Le Burundi instaure pour l’exercice budgétaire 2025/2026 une redevance environnementale annuelle sur les véhicules à moteur. Elle est calculée selon le poids de l’engin et vise particulièrement à compenser l’impact écologique des véhicules et à soutenir des projets environnementaux.

La redevance environnementale est payable au plus tard le 31 mars de chaque année.
Au titre de la gestion budgétaire 2025/2026, il est institué une redevance annuelle environnementale forfaitaire imposée aux engins à moteur, dont les tarifs sont fixés selon la nature et le poids du véhicule. Pour les motocyclettes, le montant est de 10 000 FBu, tandis que les tricycles et quadricycles à moteur sont taxés à hauteur de 20 000 FBu. Pour les autres types de véhicules et engins, la tarification est progressive : 50 000 FBu pour un poids inférieur ou égal à 1 400 kg, 100 000 FBu entre 1 401 kg et 2 500 kg, 500 000 FBu entre 2 501 kg et 3 500 kg, 1 000 000 FBu entre 3 501 kg et 9 000 kg et 1 500 000 FBu pour les engins de plus de 9 001 kg. Cette redevance est payable au plus tard le 31 mars de chaque année, tout retard étant passible d’une amende de 50 % majorée de 1 % par mois de retard. La redevance environnementale des véhicules et motos acquises au cours de l’année ne sera payée que pour la période de l’année où le véhicule a été acquis.

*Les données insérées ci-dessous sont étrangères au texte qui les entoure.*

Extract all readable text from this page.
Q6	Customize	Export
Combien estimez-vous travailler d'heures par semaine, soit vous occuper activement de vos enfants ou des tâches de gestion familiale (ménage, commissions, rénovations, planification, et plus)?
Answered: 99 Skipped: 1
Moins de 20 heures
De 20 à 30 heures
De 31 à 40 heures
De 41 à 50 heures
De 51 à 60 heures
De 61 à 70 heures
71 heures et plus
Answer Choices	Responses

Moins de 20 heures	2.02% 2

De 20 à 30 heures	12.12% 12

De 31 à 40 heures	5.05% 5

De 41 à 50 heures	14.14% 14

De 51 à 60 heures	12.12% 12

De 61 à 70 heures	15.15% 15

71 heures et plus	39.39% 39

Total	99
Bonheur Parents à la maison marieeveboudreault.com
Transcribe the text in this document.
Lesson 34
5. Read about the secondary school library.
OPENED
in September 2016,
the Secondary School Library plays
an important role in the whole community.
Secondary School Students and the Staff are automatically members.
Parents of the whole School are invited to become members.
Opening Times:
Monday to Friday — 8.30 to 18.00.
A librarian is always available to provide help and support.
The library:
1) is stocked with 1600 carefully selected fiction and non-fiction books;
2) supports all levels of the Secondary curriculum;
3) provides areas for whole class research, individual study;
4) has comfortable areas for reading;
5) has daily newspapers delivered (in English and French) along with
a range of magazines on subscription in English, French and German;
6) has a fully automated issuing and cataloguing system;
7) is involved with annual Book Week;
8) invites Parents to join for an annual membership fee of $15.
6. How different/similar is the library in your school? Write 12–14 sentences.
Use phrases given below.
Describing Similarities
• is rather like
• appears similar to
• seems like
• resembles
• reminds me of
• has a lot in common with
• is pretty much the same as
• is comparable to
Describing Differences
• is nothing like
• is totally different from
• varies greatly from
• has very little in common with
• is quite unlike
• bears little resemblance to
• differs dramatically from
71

Cette loi prévoit des exceptions. Les véhicules de l’Etat, des missions diplomatiques et consulaires, des organismes internationaux, et ceux des ONG ayant signé des conventions avec le Gouvernement du Burundi ne sont pas concernés. Les véhicules électriques bénéficient également de cette exemption, tandis que les transports en commun de plus de 12 places sont soumis à un tarif forfaitaire de 100 000 FBu.
Une initiative qui vient à point nommé selon l’OBPE
Selon Berchmans Hatungimana, Directeur Général de l’Office Burundais pour la Protection de l’Environnement (OBPE), cette initiative arrive à point nommé, car elle permettra de financer la lutte contre le changement climatique et de soutenir les projets qui visent la protection de l’environnement. « Nous avons constaté que les véhicules figurent parmi les agents qui dégradent l’atmosphère, car leurs émissions de gaz à effet de serre augmentent la pollution de l’air. C’est pourquoi ces éléments ont été intégrés à la redevance environnementale. L’objectif est que ces véhicules qui émettent des gaz à effet de serre ici et là puissent contribuer au fonds que l’Etat utilise ensuite pour la protection de l’environnement. », dit-il.
M. Hatungimana évoque également le défi des véhicules d’occasion qui, bien qu’acquis à bas prix après avoir été mis hors d’usage dans les pays développés, deviennent rapidement des sources de pollution et des épaves difficiles à gérer dans des pays comme le Burundi. « Cette redevance offrira donc à l’Etat les moyens d’assurer une meilleure gestion de ces épaves », explique-t-il. Quant aux inquiétudes sur l’affectation réelle de ces fonds, certains craignant une gestion similaire à celle de la redevance routière où l’entretien des routes laisse parfois à désirer, Hatungimana appelle les contribuables à agir sans hésitation car, dit-il, l’Etat agit en bon père de famille : que ce soit les revenus de la redevance environnementale ou ceux provenant des autres impôts, toutes ces ressources sont centralisées dans le trésor public puis affectées selon les priorités nationales. « Ce que je peux affirmer c’est que le secteur de la protection de l’environnement bénéficie d’une attention particulière. Au sein du ministère en charge de l’environnement, nous prévoyons des actions de protection de l’environnement telles que le reboisement, la protection des rivières, l’aménagement des berges pour restaurer l’écosystème, etc. L’Etat finance déjà ces activités. Cette redevance viendra renforcer les initiatives déjà existantes », assure-t-il.